This load-and-go slow-cooker chicken recipe is perfect for a busy weeknight dinner. Serve this Tuscan-inspired dish with crusty bread, a glass of Chianti and a salad.
Ingredients
- 1 pound dried cannellini beans, soaked overnight and drained (see tip, above)
- 6 cups unsalted chicken broth
- 1½ cups chopped yellow onion
- 1½ cups sliced carrots
- 1 (4-ounce) parmesan cheese rind plus ⅔ cup grated parmesan cheese, divided
- 1 teaspoon finely chopped fresh rosemary
- 1 teaspoon garlic powder
- 1½ teaspoons salt, divided
- 2 bone-in, skin-on chicken breasts (1 pound each)
- 4 cups chopped stemmed kale
- 1½ tablespoons lemon juice
- ½ teaspoon ground pepper
- 2 tablespoons extra-virgin olive oil
- ¼ cup flat-leaf parsley leaves
Directions
- Combine drained soaked beans, 6 cups broth, 1½ cups onion, 1½ cups carrots, 1 (4-ounce) Parmesan rind and 1 teaspoon each rosemary, garlic powder and salt in a 6-quart slow cooker. Place chicken on top of the mixture. Cover and cook on Low until the beans and vegetables are tender, 7 to 8 hours.
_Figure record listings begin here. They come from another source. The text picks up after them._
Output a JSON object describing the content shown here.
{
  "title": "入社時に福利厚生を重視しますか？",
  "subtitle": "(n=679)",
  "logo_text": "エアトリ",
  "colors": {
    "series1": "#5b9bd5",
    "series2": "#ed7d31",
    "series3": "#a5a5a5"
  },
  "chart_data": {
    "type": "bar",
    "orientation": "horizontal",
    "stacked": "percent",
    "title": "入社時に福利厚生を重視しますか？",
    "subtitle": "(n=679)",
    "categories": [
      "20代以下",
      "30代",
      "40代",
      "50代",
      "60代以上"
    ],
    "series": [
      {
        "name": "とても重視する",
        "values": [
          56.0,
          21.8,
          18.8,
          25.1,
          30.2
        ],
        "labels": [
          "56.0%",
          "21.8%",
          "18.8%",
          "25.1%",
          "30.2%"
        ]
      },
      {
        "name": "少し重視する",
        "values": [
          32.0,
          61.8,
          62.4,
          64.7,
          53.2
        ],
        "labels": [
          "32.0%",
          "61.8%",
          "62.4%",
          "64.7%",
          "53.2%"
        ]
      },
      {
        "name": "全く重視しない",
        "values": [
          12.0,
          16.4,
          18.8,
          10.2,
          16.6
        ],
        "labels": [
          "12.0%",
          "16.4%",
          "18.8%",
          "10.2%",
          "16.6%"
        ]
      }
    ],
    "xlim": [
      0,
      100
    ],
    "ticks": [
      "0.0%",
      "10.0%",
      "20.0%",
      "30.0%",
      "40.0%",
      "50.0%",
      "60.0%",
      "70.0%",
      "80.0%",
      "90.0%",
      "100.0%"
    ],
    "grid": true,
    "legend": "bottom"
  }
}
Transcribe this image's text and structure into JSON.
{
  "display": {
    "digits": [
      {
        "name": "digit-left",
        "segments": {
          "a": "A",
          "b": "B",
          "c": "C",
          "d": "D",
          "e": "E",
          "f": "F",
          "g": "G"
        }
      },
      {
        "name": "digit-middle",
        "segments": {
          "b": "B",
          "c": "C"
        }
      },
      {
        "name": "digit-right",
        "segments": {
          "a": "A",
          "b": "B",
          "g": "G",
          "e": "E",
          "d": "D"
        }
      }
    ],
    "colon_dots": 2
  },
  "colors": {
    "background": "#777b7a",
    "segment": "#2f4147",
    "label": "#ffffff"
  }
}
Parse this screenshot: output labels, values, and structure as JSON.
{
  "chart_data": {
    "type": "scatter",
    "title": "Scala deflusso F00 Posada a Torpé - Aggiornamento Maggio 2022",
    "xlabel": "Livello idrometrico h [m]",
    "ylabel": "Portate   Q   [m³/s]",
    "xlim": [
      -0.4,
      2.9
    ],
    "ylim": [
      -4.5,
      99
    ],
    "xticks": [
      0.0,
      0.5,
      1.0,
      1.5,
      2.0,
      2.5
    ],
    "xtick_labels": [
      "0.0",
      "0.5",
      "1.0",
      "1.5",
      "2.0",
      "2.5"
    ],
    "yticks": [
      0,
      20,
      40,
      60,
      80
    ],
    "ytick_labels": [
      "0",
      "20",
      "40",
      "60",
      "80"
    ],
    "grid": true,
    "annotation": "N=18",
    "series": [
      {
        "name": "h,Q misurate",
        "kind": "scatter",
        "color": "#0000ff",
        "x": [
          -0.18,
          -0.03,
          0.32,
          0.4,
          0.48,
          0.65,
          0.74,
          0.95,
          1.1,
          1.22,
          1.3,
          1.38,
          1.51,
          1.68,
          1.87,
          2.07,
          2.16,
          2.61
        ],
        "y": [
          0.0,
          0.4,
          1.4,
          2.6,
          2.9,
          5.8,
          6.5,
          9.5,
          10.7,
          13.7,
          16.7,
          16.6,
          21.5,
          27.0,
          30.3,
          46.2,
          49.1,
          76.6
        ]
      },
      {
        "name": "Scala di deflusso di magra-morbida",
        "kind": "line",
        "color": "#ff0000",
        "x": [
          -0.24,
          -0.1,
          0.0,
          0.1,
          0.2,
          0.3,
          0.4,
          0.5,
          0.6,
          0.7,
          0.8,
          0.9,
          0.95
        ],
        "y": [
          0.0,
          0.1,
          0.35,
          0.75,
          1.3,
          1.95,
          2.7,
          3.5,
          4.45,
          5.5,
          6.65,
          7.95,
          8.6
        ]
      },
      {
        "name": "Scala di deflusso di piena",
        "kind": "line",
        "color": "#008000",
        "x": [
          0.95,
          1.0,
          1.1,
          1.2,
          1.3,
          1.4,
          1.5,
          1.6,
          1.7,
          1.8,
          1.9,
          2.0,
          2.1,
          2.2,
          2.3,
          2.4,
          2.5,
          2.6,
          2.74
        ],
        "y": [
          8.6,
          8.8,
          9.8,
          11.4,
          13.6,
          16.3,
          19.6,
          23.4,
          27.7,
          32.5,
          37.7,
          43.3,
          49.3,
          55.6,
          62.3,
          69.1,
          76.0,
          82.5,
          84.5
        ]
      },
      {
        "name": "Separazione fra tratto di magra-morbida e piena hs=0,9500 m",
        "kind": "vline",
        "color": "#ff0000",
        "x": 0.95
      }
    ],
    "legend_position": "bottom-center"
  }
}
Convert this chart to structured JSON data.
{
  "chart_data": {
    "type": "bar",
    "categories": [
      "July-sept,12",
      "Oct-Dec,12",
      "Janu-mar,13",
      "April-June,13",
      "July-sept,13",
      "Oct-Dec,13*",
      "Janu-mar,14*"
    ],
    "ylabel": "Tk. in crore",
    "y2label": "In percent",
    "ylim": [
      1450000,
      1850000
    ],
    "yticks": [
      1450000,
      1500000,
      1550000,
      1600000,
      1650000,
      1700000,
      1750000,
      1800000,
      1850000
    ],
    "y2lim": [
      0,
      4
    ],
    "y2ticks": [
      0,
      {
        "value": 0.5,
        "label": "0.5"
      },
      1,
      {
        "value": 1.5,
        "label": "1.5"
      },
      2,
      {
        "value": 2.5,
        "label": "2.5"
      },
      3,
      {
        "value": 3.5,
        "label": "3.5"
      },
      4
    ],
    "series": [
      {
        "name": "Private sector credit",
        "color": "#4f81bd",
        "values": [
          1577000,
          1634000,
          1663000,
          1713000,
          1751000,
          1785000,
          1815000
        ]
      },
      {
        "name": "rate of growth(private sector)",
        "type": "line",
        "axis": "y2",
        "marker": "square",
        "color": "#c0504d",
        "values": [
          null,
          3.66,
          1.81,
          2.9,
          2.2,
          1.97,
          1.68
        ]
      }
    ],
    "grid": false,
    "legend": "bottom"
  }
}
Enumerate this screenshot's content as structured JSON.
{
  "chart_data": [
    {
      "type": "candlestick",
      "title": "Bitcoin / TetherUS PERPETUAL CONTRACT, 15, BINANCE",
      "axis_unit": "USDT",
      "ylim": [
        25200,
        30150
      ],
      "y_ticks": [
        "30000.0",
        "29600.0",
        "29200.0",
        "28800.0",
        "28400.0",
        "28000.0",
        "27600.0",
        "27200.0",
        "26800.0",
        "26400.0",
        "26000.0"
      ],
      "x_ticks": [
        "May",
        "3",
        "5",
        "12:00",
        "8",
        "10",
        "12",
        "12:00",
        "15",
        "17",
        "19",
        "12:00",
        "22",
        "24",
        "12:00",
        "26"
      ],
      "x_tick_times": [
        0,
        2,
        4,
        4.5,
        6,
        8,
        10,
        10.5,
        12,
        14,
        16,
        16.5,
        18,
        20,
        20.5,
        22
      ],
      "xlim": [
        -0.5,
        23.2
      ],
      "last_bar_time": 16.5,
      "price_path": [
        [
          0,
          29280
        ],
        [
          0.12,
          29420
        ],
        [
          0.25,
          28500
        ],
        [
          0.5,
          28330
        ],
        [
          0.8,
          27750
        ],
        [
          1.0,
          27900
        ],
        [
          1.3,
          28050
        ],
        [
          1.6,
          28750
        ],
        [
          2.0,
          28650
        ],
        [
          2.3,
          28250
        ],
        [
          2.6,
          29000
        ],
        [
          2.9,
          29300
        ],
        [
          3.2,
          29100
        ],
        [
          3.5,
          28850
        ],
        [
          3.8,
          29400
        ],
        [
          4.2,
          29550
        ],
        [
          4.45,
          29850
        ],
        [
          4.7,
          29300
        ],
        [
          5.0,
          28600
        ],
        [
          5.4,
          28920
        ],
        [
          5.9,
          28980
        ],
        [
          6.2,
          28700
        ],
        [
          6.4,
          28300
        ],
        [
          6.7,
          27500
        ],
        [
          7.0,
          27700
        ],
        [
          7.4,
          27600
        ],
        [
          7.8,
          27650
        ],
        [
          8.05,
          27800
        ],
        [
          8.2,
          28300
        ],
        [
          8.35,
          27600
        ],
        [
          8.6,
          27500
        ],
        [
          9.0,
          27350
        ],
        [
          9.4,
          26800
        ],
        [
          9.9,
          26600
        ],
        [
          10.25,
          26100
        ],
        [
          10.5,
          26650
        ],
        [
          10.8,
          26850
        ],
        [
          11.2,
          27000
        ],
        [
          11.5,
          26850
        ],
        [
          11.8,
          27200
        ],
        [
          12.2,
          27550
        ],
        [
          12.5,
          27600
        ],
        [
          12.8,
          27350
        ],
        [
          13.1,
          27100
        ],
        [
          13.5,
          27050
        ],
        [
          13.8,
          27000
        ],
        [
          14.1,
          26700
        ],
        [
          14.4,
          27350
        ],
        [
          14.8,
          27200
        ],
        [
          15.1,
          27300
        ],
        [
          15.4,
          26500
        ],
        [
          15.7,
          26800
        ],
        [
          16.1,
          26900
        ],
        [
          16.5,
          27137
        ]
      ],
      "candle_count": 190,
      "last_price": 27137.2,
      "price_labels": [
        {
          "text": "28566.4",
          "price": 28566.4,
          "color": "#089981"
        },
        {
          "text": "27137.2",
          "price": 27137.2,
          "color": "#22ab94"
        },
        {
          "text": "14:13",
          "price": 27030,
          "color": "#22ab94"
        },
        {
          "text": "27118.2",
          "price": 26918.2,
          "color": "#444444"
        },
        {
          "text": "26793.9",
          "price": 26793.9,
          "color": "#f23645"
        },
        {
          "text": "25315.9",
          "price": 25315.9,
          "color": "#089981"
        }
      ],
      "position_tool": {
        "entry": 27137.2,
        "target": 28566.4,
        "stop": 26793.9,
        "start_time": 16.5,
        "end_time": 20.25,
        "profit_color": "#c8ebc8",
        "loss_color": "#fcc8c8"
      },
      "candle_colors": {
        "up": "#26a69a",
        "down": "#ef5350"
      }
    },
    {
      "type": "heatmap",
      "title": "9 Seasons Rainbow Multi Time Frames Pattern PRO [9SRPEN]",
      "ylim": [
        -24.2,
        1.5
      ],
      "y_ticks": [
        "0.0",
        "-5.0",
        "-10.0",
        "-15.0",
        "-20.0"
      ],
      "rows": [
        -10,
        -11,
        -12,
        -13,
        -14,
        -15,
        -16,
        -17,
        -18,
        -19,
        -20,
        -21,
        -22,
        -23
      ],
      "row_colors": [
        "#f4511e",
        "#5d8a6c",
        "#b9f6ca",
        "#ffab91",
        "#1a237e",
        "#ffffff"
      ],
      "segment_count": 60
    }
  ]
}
- Transfer the chicken to a clean cutting board and transfer about ¾ cup of the beans to a small bowl; let the chicken stand until cool enough to handle, about 10 minutes. Shred the chicken, discarding skin and bones. Mash the beans with the back of a fork until creamy.
- Meanwhile, stir 4 cups kale into the mixture in the slow cooker. Cover and cook on High until the kale is tender, 10 to 15 minutes.
- Return the chicken to the slow cooker and stir in the mashed beans, 1½ tablespoons lemon juice, ½ teaspoon pepper and the remaining ½ teaspoon salt. Discard the Parmesan rind. Divide the stew among 8 bowls; drizzle with 2 tablespoons oil and sprinkle with ⅔ cup Parmesan and ¼ cup parsley.